Dakelh band government in British Columbia, Canada

Takla Nation is a First Nation located around Takla Lake, 400 km north of Prince George, British Columbia, Canada. The main community is at Takla Landing, at the north end of Takla Lake, but the band services 17 reserves totaling 809 hectares. Takla Lake First Nation has approximately 950 members. It was created by the amalgamation of the Takla Lake and Fort Connelly bands in 1959.

==Facilities==

The community is also home to the Nuswadeezulh Community School, offering Kindergarten to Grade 10, as well as adult education and alternate education classes. Nuswadeezulh means "Looking into the Future".

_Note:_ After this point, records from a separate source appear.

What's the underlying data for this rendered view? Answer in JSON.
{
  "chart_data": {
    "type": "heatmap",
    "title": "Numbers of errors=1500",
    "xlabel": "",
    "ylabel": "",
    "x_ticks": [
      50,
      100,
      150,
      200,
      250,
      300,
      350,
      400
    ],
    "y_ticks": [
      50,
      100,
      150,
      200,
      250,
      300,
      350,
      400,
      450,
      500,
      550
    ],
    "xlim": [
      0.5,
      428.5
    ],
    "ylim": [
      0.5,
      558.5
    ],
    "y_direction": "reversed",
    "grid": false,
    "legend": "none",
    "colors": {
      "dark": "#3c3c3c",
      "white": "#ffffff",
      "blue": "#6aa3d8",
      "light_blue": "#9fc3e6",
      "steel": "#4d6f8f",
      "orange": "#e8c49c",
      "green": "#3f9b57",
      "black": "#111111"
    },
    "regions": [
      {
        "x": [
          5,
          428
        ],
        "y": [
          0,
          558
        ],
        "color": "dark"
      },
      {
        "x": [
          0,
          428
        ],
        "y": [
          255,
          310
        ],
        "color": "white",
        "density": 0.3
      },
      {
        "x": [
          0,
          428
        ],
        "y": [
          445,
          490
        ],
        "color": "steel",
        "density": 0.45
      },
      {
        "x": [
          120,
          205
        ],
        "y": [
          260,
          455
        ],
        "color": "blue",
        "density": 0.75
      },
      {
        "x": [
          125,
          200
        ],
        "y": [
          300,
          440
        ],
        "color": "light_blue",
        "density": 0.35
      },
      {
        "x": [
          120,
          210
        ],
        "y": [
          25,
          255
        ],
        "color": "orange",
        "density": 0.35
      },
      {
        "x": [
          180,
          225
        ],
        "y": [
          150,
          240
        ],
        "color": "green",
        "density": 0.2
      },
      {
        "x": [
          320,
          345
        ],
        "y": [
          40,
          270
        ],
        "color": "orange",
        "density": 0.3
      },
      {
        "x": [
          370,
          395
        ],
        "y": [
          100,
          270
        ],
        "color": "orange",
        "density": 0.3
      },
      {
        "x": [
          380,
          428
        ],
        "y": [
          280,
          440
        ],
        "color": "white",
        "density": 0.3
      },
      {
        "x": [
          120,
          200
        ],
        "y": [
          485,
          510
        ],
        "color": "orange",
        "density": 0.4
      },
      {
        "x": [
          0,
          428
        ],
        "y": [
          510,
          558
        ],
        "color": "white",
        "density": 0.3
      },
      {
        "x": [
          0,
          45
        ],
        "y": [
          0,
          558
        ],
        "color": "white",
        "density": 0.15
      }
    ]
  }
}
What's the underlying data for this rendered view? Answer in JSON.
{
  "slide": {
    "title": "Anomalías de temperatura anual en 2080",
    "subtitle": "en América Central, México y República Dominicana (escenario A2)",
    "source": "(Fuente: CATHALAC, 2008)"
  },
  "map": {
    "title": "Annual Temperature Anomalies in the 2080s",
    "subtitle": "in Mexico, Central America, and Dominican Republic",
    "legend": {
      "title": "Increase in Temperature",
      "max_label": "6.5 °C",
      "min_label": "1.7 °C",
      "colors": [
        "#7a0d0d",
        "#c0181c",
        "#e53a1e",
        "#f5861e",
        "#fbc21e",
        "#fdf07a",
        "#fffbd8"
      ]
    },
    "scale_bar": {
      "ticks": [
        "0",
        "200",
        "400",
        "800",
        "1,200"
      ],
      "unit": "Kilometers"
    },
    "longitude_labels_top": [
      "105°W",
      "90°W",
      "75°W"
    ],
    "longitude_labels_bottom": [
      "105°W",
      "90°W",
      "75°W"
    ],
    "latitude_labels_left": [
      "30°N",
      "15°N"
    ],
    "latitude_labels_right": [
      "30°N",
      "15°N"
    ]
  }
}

A Royal Canadian Mounted Police detachment was established by agreement with Takla First Nation and opened in October 1999. The detachment has two designated native police officers and one corporal non-commissioned officer in charge.

Takla Lake is accessible by an unpaved forestry road that branches off the Tache Road about 5 km short of the village of Tache. Access was formerly only by boat or float plane (see Takla Landing Water Aerodrome). Postal service is available at Takla Lake with mail pick-up and delivery once per week. Electricity has been provided since 1985. Previously, only the school, health station and band office had electricity provided by diesel generators. Telephone and internet service has switched from residential Telus lines to satellite service.

==Governance and language==

Takla Lake First Nation has one chief and four councilors, all elected at large by the community.

The Takla Lake people speak predominantly English and the Babine dialect of Babine-Witsuwit'en, locally referred to as "Carrier". Formerly many people also spoke Sekani, and some spoke Gitksan. Some people also speak the Stuart Lake dialect of Carrier. The overall identification of the community is as Carrier.